DEBUG ssh: Sending SSH keep-alive...
DEBUG ssh: Sending SSH keep-alive...
DEBUG ssh: Sending SSH keep-alive...
DEBUG ssh: Sending SSH keep-alive...
DEBUG ssh: Sending SSH keep-alive...
DEBUG ssh: Sending SSH keep-alive...

After I had done some googling I found a lot of issues that seemed to describe the same things as I had observed. However they all seemed to veer into one direction or other either blaming shell output redirects, ssh agent forwarding or pty-requests from spawned processes (like apt-get and such). I did a lot of experimentation and from what I can tell it has got nothing to do with either one of those.

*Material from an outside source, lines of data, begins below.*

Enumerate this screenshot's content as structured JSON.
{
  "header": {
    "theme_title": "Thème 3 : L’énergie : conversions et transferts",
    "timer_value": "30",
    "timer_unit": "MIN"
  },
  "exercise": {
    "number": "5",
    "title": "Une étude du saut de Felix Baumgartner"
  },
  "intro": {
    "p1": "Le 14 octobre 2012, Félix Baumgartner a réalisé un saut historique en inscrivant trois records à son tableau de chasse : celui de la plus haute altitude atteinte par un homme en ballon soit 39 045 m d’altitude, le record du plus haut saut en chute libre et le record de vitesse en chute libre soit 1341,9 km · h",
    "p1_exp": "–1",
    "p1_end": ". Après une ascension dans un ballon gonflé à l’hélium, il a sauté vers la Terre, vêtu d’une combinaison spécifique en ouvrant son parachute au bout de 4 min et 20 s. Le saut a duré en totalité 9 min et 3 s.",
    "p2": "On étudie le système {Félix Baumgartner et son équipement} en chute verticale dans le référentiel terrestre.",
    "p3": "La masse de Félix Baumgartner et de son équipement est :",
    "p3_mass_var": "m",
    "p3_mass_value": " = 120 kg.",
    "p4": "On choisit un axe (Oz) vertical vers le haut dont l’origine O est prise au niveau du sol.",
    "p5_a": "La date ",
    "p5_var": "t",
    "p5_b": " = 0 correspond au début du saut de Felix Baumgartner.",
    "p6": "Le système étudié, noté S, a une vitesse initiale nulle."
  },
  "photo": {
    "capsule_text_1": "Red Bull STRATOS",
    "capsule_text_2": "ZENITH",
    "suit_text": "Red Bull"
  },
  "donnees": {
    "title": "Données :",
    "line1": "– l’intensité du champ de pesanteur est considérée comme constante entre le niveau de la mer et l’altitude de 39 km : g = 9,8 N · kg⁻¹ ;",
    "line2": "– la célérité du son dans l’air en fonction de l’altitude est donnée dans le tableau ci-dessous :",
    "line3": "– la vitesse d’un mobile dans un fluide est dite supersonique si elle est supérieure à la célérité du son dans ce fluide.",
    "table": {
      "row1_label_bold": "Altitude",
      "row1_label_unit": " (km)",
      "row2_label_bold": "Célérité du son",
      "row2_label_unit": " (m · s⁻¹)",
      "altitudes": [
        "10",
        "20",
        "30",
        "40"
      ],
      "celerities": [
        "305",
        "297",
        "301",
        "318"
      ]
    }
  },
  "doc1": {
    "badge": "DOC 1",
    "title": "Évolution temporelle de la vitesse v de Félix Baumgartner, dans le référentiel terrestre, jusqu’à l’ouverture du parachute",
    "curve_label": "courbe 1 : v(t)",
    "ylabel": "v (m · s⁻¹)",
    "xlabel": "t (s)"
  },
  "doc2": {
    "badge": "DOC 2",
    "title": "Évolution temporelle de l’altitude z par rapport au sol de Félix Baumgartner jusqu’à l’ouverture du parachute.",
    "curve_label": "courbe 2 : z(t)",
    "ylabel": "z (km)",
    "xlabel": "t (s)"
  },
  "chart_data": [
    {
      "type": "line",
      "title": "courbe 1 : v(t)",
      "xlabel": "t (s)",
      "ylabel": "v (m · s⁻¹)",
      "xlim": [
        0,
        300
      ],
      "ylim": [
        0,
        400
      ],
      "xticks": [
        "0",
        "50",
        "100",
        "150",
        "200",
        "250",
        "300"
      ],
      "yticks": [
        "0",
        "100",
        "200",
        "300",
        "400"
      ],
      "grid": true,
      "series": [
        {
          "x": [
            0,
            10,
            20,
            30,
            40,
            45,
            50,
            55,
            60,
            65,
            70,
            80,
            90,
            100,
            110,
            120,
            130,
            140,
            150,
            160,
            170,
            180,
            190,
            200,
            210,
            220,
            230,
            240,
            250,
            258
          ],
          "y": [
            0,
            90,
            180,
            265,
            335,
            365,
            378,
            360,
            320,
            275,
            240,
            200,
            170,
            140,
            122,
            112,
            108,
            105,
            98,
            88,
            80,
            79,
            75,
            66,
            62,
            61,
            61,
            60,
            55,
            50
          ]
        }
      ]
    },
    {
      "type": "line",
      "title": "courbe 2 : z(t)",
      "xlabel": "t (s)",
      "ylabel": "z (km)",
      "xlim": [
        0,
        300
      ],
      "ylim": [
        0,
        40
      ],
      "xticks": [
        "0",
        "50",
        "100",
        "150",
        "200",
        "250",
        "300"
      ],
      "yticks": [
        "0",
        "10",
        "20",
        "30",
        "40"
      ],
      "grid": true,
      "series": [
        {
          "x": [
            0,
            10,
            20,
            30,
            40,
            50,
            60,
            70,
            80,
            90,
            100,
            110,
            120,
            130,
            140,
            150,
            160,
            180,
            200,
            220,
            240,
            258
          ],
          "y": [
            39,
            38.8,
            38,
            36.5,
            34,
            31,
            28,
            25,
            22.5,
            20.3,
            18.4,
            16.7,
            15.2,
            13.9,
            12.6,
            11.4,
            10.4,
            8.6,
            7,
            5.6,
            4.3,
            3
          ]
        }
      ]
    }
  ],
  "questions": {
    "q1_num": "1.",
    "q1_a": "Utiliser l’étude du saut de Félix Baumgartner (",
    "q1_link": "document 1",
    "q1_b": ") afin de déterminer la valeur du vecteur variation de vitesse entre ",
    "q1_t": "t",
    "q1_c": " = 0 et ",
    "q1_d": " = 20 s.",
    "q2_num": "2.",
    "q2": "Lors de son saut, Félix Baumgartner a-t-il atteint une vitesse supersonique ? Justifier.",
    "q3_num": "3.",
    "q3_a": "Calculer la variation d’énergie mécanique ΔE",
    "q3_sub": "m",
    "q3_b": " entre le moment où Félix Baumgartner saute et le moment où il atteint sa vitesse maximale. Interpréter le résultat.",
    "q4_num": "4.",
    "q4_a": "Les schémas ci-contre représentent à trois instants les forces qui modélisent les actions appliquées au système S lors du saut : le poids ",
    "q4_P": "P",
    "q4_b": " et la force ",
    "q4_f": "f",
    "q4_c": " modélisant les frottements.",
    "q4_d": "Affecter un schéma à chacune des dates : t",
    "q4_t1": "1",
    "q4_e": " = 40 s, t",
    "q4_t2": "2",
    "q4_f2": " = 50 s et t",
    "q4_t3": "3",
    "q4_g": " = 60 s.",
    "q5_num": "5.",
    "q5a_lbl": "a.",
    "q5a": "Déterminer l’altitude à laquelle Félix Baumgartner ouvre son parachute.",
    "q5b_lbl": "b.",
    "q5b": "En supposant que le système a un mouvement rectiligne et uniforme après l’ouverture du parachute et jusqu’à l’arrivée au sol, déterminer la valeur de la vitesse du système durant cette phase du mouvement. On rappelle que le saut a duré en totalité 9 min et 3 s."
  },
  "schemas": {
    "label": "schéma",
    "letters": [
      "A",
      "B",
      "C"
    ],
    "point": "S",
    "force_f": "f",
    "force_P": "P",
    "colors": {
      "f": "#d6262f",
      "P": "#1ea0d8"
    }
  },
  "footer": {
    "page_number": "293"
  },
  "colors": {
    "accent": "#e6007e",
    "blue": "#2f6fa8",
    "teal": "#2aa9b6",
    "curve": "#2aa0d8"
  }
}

To be precise, the command that made my provisioning-scripts halt was the one I used to install all Perl dependencies for a particular project. We use cpanm to install and install from a custom cpan-repository (somewhat irrelevant). This was executed like so:

cpanm \
  --no-wget \
  --quiet \
  --mirror-only \
  --notest \
  --local-lib $LIBDIR \
  --mirror https://you:wish@pan.secret.sauce.com/org/project/ \
  --installdeps . | tee -a $LOGFILE

Due to how cpanm is written the order that modules are installed in (this without any prior requirements) is somewhat random so the time until Vagrant seemed to hang varied. I did however narrow it down to being when either one of two modules were being installed. One of then was Alien::ImageMagick which fetches the real ImageMagick, does some build-patching so it can run under Perlbrew and Plenv, and then go ahead and compile it. While this compilation is running absolutely no output is produced when running cpanm like in the above example. This made me think that Vagrant hanging might be the result of a lack of output.

I went ahead and changed the task to this:

cpanm \
  --no-wget \
  --quiet \
  --mirror-only \
  --notest \
  --local-lib $LIBDIR \
  --mirror https://you:wish@pan.secret.sauce.com/org/project/ \
  --installdeps . | tee -a $LOGFILE

cpan_pid=$!

trap "kill $cpan_pid 2> /dev/null" EXIT

while kill -0 $cpan_pid 2> /dev/null; do
  echo -n `date`' ... still installing perl dependencies'
  sleep 10
done

trap - EXIT

This made the execution succeed every single time. Hooray for fun issues eh?